Jon is a funny guy. Now that we got that out of the way, we can move on.
Other things I know about Jon and things that I may have dreamt (also about Jon):
1. He loves animals in a very weird way (but not the illegal kind of weird).
2. He prefers to say Agricultures over Agriculture.
3. He likes to be told when he does a good job.
4. He doesn’t care if his fly is open.
5. He has got that ‘straight shooter’ style of handshake that takes everyone years to perfect but comes naturally to him.
6. He tweets hard and fast: “Gonna write a book on Hillbilly bondage that is 150 pages saying “just tie em’ up, dummy!”
7. He is actually 8 feet tall but slouches so the rest of humanity won’t be intimidated by his size.
8. He has had all his major organs replaced with orbs of miraculous light (possible dream).
9. Like all of us he just wants to be loved.
10. He is very thoughtful.
I would like to focus on number ten.If there is one through line for what Jon does, it is being thoughtful.

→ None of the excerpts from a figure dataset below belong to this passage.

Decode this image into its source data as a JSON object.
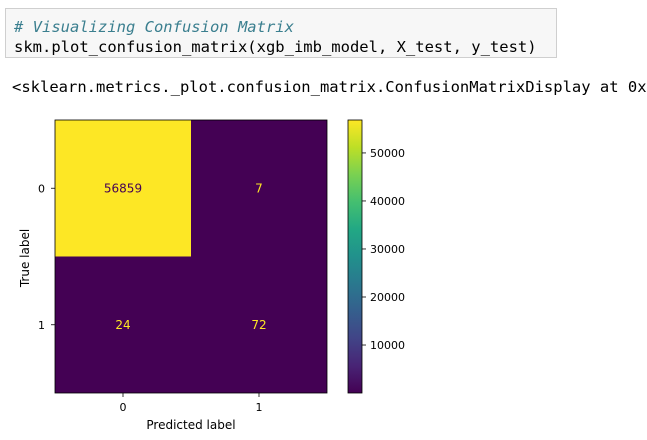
{
  "code_cell": {
    "comment": "# Visualizing Confusion Matrix",
    "code": "skm.plot_confusion_matrix(xgb_imb_model, X_test, y_test)"
  },
  "output": {
    "repr_text": "<sklearn.metrics._plot.confusion_matrix.ConfusionMatrixDisplay at 0x"
  },
  "chart_data": {
    "type": "heatmap",
    "x_tick_labels": [
      "0",
      "1"
    ],
    "y_tick_labels": [
      "0",
      "1"
    ],
    "xlabel": "Predicted label",
    "ylabel": "True label",
    "matrix": [
      [
        56859,
        7
      ],
      [
        24,
        72
      ]
    ],
    "colorbar": {
      "ticks": [
        10000,
        20000,
        30000,
        40000,
        50000
      ],
      "tick_labels": [
        "10000",
        "20000",
        "30000",
        "40000",
        "50000"
      ],
      "range": [
        7,
        56859
      ],
      "colormap": "viridis"
    },
    "colors": {
      "high": "#fde725",
      "low": "#440154",
      "text_on_high": "#440154",
      "text_on_low": "#fde725"
    }
  }
}
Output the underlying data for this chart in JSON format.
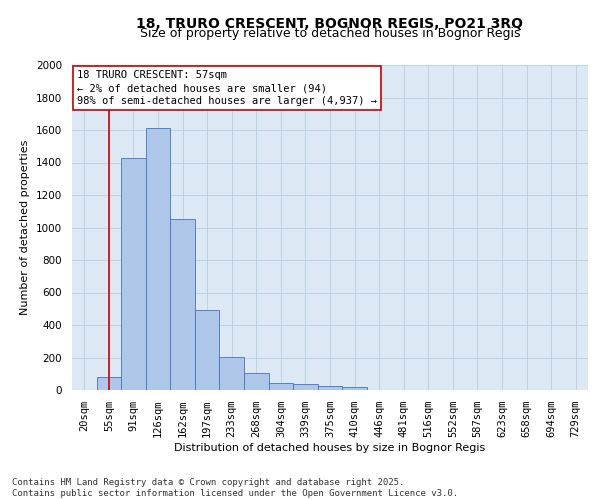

His perception of his life (and the ones going on around him) is interesting. He thinks things through. Excessively. For example: He doesn’t just talk about his pets. He talks about talking about his pets. He talks about talking about his pets as if they were listening to him talk about them. He talks about talking about his pets as if they were listening to him talk to them and has gives them funny accents and makes them viciously swear in adorable ways. NOW, I’m not sure if Jon has ever done this but, it is a good example of how I think he thinks. I may be wrong. This may all be a dream.
Three cheers for the dying breed of thoughtful men. May they live forever and never grow old.
JON ANSWERS MY QUESTIONS:
If you would give yourself a nickname what would it be?
I am one of 11 people in the world who successfully gave themselves their own nickname. It’s Junglecat, because I am nimble.
If you could switch one body part with anyone else in the world living or dead, who and what would it be?
Christa Hendricks’ Hips.
In five words, describe your most uncomfortable dream.
Queen Elizabeth Threesome With Charles
What is your favourite word?
What does that word smell like?
What is your spirit animal?
Phillip Seymour Hoffman
If ghosts existed, would you want to meet one? If so, what would you ask it?
Yes, but only Patrick Swayze and I’d ask him to make pottery with me.
If you could share a bottle of alcohol with anyone who has ever existed, who would it be and what would you drink?
Winston Churchill, Beefeaters Gin, Neat
What would you rather have as a pet: A dragon, a unicorn Pegasus or Ezra Levant?
Ezea Levant and you would have to call the humane society on me. I would only let him eat his own shit.
Finally, if you could live your life over again with guaranteed success, what would you do?
I would wanna do the exact same thing except I would be better at ice skating.